Everywhere I see commutativity defined somewhat like this:
A binary operator $*$ is commutative in $S$, if for any $x, y \in S$, the following property holds: $x*y=y*x$.
That definition is, of course, intuitive, and the reason why commutativity is defined that way in most texts need not be explained. However, I'm wondering if the following definition is correct/equivalent:
Let $\mathcal{T}$ be the set of all subsets of $S$ of size $2$. The binary operator $*: \mathcal{T}\to S$ is commutative.
Edit: I just realized that this definition fails to capture the fact that commutativity works if the two operands are equal... which can't be represented as a function from a set of size 2. Is there a way to modify my definition to make it work?
Edit 2: One solution I'm thinking of is dropping the requirement that the operator be binary, and just define the commutative operator as $*:\mathcal{R}\to S$, where $\mathcal{R}$ is the set of all subsets of $S$. And then specializing the definition to a binary operator if it's acting on subsets of size $\leq 2$.
BONUS QUESTION: Can you define associativity in a similar way? That is, as a specific type of function?
It's a bit peculiar to use the term "binary operator" for an operation whose domain is not the product of some set with itself.

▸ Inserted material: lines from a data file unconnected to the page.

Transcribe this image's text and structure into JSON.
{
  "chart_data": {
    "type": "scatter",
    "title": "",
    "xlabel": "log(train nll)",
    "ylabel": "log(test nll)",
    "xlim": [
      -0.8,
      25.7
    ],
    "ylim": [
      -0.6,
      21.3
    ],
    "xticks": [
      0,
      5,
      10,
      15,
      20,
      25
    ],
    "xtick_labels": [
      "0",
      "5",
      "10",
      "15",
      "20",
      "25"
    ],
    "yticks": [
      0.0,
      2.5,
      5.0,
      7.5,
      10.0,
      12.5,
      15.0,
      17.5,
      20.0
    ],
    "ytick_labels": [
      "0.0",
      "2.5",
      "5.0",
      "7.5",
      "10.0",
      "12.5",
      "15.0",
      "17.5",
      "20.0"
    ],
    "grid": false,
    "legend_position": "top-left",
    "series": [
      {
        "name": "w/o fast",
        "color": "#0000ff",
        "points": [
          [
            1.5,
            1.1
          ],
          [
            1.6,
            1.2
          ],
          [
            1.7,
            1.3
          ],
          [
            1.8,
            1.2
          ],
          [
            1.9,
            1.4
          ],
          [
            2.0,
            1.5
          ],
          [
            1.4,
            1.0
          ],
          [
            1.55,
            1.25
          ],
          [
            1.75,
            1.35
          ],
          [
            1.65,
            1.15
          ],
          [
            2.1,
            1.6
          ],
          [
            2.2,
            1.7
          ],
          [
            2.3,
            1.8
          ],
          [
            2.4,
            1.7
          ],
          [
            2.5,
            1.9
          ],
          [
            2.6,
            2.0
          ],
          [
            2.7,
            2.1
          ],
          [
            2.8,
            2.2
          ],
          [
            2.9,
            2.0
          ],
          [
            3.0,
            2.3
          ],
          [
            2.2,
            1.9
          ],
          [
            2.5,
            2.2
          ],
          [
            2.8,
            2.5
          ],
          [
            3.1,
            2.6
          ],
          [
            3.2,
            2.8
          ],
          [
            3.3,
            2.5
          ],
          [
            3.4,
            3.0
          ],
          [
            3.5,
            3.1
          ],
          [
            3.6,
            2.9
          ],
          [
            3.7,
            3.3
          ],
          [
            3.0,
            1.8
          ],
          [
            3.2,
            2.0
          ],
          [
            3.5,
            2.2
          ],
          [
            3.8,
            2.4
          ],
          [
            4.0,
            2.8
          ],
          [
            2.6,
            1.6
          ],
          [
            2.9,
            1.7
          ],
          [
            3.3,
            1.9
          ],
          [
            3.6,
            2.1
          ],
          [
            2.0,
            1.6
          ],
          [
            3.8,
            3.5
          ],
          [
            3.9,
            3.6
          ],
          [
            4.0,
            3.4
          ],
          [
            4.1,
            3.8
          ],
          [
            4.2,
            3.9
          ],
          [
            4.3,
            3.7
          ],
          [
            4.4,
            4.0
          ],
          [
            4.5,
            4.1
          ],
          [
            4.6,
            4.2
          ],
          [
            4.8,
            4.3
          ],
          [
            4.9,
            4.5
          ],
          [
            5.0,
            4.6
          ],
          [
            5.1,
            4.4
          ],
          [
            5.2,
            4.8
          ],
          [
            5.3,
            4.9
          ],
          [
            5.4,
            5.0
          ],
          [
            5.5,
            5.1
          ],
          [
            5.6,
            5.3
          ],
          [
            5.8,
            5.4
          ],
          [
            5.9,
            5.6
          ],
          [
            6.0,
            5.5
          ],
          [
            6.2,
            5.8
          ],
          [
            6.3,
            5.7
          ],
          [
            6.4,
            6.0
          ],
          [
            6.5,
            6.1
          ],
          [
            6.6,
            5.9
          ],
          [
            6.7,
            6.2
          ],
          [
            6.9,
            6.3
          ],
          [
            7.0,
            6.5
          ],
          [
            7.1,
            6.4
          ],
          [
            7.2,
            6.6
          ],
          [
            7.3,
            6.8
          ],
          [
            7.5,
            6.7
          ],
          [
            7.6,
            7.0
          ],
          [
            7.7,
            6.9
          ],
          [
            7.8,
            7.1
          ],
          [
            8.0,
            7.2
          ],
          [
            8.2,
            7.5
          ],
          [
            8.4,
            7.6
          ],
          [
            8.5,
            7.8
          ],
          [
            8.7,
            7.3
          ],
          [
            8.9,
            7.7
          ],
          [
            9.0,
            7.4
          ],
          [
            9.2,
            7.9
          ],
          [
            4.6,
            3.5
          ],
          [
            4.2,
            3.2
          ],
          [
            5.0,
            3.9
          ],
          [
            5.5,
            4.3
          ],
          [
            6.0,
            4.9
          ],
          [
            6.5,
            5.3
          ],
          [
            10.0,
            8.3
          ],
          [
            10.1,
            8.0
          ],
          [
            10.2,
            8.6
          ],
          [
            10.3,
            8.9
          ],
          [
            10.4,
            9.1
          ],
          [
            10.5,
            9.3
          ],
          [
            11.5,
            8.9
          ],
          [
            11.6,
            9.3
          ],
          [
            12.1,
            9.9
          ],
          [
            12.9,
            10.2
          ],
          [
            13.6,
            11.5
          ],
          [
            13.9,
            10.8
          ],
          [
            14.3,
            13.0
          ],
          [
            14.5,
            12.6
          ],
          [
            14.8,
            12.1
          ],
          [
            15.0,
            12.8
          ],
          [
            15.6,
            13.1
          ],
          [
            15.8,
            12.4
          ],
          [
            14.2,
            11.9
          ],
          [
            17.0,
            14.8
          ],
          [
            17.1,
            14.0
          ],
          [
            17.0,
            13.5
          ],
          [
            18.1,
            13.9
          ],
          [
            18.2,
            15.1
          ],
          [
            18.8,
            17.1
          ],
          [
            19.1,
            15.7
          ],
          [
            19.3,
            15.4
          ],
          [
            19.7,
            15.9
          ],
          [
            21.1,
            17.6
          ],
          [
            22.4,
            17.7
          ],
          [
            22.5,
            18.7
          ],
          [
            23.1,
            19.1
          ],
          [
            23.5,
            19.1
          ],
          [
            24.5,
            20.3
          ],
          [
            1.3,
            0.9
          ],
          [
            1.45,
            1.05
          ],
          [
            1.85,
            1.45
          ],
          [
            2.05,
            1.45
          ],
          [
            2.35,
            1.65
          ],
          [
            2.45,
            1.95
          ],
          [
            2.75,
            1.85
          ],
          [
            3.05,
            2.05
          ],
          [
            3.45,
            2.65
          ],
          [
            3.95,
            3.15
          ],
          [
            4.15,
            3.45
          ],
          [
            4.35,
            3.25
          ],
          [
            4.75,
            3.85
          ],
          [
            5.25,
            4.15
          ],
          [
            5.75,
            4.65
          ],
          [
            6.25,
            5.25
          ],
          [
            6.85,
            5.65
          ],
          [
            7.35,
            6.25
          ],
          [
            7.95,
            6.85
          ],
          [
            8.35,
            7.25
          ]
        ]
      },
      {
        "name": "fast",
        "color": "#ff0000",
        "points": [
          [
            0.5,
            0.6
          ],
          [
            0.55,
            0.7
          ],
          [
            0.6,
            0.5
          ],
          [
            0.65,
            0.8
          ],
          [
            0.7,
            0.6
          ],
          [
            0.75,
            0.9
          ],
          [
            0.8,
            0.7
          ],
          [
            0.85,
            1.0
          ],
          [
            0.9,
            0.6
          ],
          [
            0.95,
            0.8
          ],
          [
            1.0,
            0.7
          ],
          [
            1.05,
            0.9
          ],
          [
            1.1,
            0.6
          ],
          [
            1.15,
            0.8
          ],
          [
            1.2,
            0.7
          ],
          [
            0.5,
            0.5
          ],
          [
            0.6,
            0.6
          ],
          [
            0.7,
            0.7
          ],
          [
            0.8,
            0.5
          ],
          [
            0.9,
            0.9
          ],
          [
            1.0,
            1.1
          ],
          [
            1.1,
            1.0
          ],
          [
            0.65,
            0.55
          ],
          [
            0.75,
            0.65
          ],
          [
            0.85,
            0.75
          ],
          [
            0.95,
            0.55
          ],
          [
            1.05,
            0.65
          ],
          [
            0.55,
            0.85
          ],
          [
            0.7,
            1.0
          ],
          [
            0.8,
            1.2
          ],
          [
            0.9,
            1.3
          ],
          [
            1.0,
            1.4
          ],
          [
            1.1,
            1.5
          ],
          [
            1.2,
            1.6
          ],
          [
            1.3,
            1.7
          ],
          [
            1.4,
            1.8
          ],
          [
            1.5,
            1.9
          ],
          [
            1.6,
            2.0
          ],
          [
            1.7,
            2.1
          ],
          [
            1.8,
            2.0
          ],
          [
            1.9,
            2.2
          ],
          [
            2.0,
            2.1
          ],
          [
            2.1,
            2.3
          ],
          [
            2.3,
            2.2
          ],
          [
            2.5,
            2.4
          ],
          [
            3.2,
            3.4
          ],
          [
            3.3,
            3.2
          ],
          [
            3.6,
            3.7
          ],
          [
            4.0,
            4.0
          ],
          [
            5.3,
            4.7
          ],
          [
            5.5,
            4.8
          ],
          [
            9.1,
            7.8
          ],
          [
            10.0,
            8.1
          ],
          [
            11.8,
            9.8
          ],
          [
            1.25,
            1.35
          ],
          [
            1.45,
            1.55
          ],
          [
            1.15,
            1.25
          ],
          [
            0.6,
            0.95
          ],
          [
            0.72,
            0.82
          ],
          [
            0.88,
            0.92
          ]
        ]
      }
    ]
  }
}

Here's one way to arrange things: First, note that for any $S$ there's a natural map $$\pi : S \times S \to \mathcal (S \times S) / \sim,$$ where $\sim$ is the equivalence relation on $S \times S$ defined by declaring $(s, t) \sim (t, s)$ for all $s, t \in S$. Then, a binary operation $\ast : S \times S \to S$ is commutative iff it descends via $\pi$ to a map $$\tilde\ast : \mathcal (S \times S) / \sim \to S ,$$ that is, if there is a (necessarily unique) map $\tilde\ast: \mathcal (S \times S) / \sim \to S$ such that $$\ast = \tilde\ast \circ \pi .$$
Remark We can identify $(S \times S) / \sim$ with the set of all multisets of elements of $S$ with exactly $2$ elements.